Elena Zapata-Arriaza, MD
In cases of unsuccessful recanalization or prolonged hypoperfusion, large infarctions may occur, leading to malignant brain edema. In addition to decompressive craniectomy, there are few therapeutic strategies to alleviate this serious complication of ischemic stroke. Given its high mortality and disability in survivors, high-risk patients identification could lead to a more intensive monitoring and maybe an early intervention.
The authors performed a systematic review and meta-analysis based on Medline and Embase search from inception to March 2018, with studies assessing predictors or predictive models for malignant brain edema after ischemic stroke. Malignant edema was defined as a syndrome of clinical worsening (or death or requirement for decompressive hemicraniectomy) with imaging evidence of brain swelling. Studies included were observational with at least 1 potential predictor measured or a developed predictive model for malignant edema, and with published full-text report in a peer-reviewed journal. Studies were excluded if outcomes were defined as imaging-based edema or as clinical worsening or death not attributable to brain edema, or if the study assessed cross-sectional associations. Moreover, the authors performed a post-hoc literature search in May 2018 to identify randomized controlled trials (RCTs) to provide more robust evidence for the effect of reperfusion therapies and successful revascularization on the development of malignant edema. Reperfusion therapies included either intravenous thrombolysis or endovascular interventions.
Among 38 studies with 3278 patients analyzed, 31% (796/2546) of patients included in cohort studies (31) developed malignant edema. The main risk factors related to malignant brain edema (MBE) analyzed in the study are summarized in the following table.
Within all identified risk factors related to MBE, it would be interesting to highlight some of them.

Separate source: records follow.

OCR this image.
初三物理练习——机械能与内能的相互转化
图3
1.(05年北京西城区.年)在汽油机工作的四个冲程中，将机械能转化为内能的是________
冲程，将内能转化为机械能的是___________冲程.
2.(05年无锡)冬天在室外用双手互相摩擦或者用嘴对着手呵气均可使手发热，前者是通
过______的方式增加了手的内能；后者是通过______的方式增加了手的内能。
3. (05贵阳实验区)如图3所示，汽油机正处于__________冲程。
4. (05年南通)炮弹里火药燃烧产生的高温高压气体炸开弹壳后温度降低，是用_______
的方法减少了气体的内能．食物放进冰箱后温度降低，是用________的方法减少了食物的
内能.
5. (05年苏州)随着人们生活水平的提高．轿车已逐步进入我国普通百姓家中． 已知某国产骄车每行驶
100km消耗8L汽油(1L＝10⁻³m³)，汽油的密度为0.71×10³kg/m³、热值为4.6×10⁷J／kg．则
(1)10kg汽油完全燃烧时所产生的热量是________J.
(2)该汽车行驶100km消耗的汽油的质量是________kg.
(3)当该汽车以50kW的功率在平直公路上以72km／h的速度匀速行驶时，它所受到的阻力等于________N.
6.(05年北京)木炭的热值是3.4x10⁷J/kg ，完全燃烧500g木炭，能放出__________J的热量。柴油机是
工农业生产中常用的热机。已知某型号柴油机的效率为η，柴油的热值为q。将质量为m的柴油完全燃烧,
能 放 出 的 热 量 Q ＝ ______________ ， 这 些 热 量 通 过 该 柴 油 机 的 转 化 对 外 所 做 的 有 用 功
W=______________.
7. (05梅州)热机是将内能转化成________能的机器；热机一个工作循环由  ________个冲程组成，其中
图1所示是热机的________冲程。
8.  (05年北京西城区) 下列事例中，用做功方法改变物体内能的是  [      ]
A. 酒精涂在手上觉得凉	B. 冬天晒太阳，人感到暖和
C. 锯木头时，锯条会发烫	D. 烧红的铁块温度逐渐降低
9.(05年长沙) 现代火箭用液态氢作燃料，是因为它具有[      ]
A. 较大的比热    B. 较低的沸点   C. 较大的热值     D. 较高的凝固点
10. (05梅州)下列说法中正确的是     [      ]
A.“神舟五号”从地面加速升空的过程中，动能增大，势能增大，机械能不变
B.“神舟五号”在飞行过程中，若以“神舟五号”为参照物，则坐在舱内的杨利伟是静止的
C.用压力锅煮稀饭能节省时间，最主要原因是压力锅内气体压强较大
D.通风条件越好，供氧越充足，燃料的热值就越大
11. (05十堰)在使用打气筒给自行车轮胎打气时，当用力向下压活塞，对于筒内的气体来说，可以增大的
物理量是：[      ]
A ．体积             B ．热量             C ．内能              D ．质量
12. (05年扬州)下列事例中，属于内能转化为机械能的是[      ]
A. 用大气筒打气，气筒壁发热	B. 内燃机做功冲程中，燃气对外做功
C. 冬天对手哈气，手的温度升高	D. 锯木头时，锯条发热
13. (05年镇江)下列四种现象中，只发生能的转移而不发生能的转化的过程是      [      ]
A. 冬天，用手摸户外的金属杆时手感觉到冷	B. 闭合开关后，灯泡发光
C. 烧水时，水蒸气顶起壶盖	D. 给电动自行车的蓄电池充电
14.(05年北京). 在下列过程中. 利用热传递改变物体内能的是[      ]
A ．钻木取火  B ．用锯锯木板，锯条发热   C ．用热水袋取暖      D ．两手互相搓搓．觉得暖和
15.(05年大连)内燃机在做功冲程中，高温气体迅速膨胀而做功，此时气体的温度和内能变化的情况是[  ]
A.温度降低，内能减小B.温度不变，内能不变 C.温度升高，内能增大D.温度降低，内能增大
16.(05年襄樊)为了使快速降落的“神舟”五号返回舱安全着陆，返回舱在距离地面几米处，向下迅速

First, two of them work in a complementary way: younger age and brain atrophy. As the authors describe, “age-related brain atrophy is a possible confounder by providing buffering space for brain swelling”. However, although older patients with brain atrophy and lower risk of MBE, the presence of mentioned complication is related to multiple factors, so even in older patients we should stay on alert.
And second, another interesting factor is successful recanalization within 24 hours of stroke onset, which is related to lower MBE risk. This finding should raise a question: Should we use mechanical thrombectomy as a tool to avoid malignant brain edema in those cases with poor functional outcome suspicion despite recanalization? Should we indicate endovascular therapy for younger patients with large vessel occlusion and impaired blood perfusion CT? Of course, the answer is unknown, because mechanical thrombectomy has demonstrated its superiority to intravenous fibrinolysis regarding functional outcome and symptomatic intracranial bleeding, but randomized clinical trials were not designed to display evidence about MBE. However, growing positive results set an interesting starting point to consider revascularization in selected cases with high risk of MBE.
Finally, despite all known risk factors shown in this comprehend study, useful interventions with good clinical outcome aim are still insufficient, so further studies based on identified predictors should assess different MBE prevention measurements.